Kathleen Ralf

When it’s time for Kathleen Ralf’s class on Genocide and Human Rights to begin, her students log in from their homes all over the world. This semester, they were all able to take part in a common project through IWitness.

Ralf teaches in Germany at Frankfurt International School and with the Global Online Academy, an online school that offers a variety of courses for students around the world. Though they take place online, the courses are designed to be very interactive, including collaborative projects and Skype sessions with the instructor.

Ralf heard about IWitness through colleagues and decided to assign it to her online students this semester as part of their Holocaust unit. She asked them to come up with a question about the Holocaust and research it via testimony in IWitness. Each student constructed a short video with clips that offered an answer to their question.

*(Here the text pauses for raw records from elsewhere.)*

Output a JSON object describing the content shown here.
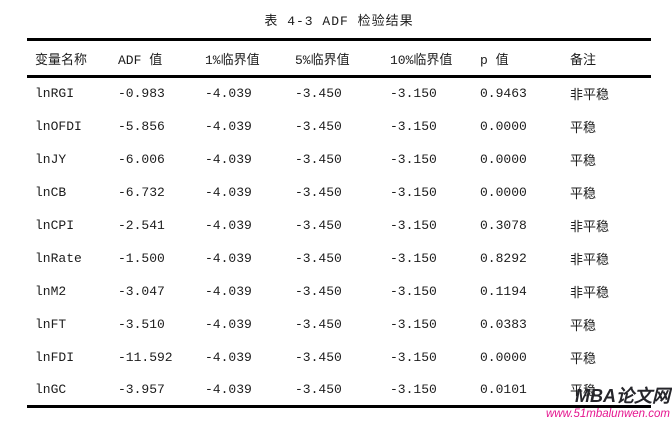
{
  "title": "表 4-3 ADF 检验结果",
  "table": {
    "headers": [
      "变量名称",
      "ADF 值",
      "1%临界值",
      "5%临界值",
      "10%临界值",
      "p 值",
      "备注"
    ],
    "rows": [
      [
        "lnRGI",
        "-0.983",
        "-4.039",
        "-3.450",
        "-3.150",
        "0.9463",
        "非平稳"
      ],
      [
        "lnOFDI",
        "-5.856",
        "-4.039",
        "-3.450",
        "-3.150",
        "0.0000",
        "平稳"
      ],
      [
        "lnJY",
        "-6.006",
        "-4.039",
        "-3.450",
        "-3.150",
        "0.0000",
        "平稳"
      ],
      [
        "lnCB",
        "-6.732",
        "-4.039",
        "-3.450",
        "-3.150",
        "0.0000",
        "平稳"
      ],
      [
        "lnCPI",
        "-2.541",
        "-4.039",
        "-3.450",
        "-3.150",
        "0.3078",
        "非平稳"
      ],
      [
        "lnRate",
        "-1.500",
        "-4.039",
        "-3.450",
        "-3.150",
        "0.8292",
        "非平稳"
      ],
      [
        "lnM2",
        "-3.047",
        "-4.039",
        "-3.450",
        "-3.150",
        "0.1194",
        "非平稳"
      ],
      [
        "lnFT",
        "-3.510",
        "-4.039",
        "-3.450",
        "-3.150",
        "0.0383",
        "平稳"
      ],
      [
        "lnFDI",
        "-11.592",
        "-4.039",
        "-3.450",
        "-3.150",
        "0.0000",
        "平稳"
      ],
      [
        "lnGC",
        "-3.957",
        "-4.039",
        "-3.450",
        "-3.150",
        "0.0101",
        "平稳"
      ]
    ]
  },
  "watermark": {
    "site_name": "MBA论文网",
    "site_url": "www.51mbalunwen.com"
  },
  "colors": {
    "text": "#1c1c1c",
    "rule": "#000000",
    "background": "#ffffff",
    "watermark_name": "#26262b",
    "watermark_url": "#e5168f"
  }
}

“I saw IWitness as being a place where kids could really dig deep,” Ralf said.

She was surprised and impressed by the diversity of topics her students chose to research, including weddings in the ghettos, medical experiments in the camps, how faith helped people survive, communities before the war and returning home. Ralf required them to use at least three different survivors in their videos but most included five or six, she said.

IWitness introduces students to real people and stories they can relate to, Ralf said. For a teenager, it’s extremely impactful to hear a survivor say that what kept her alive was not wanting to let her parents down, for example. One student was moved by a survivor who said she was couldn’t plan anything more than two weeks ahead of time – she just had to live day by day. These are the kinds of stories that will resonate with students.

“Every kid was able to find a moment that really connected with them in a personal way,” she said.

Ralf’s family background – her husband’s father and grandfather were both German prisoners of war and his aunt was a secretary for the SS who notified wives that their husbands had been killed – and current events like the Syrian refugee crisis have shown her how important it is to continue studying the Holocaust and other genocides. Genocide is extremely complex and students often debate the tough choices people have to make in these situations – like when to stand up against intolerance.

“It’s about teaching tolerance to kids, and when you see acts of injustice, to speak up,” Ralf said. “Just to give them an open awareness of how easily we can slip into [a culture of intolerance]. Most of our kids have never lived through any sort of crisis where they had to make a life or death decision: do I stand up for this person and risk dying or act like I didn’t see it?”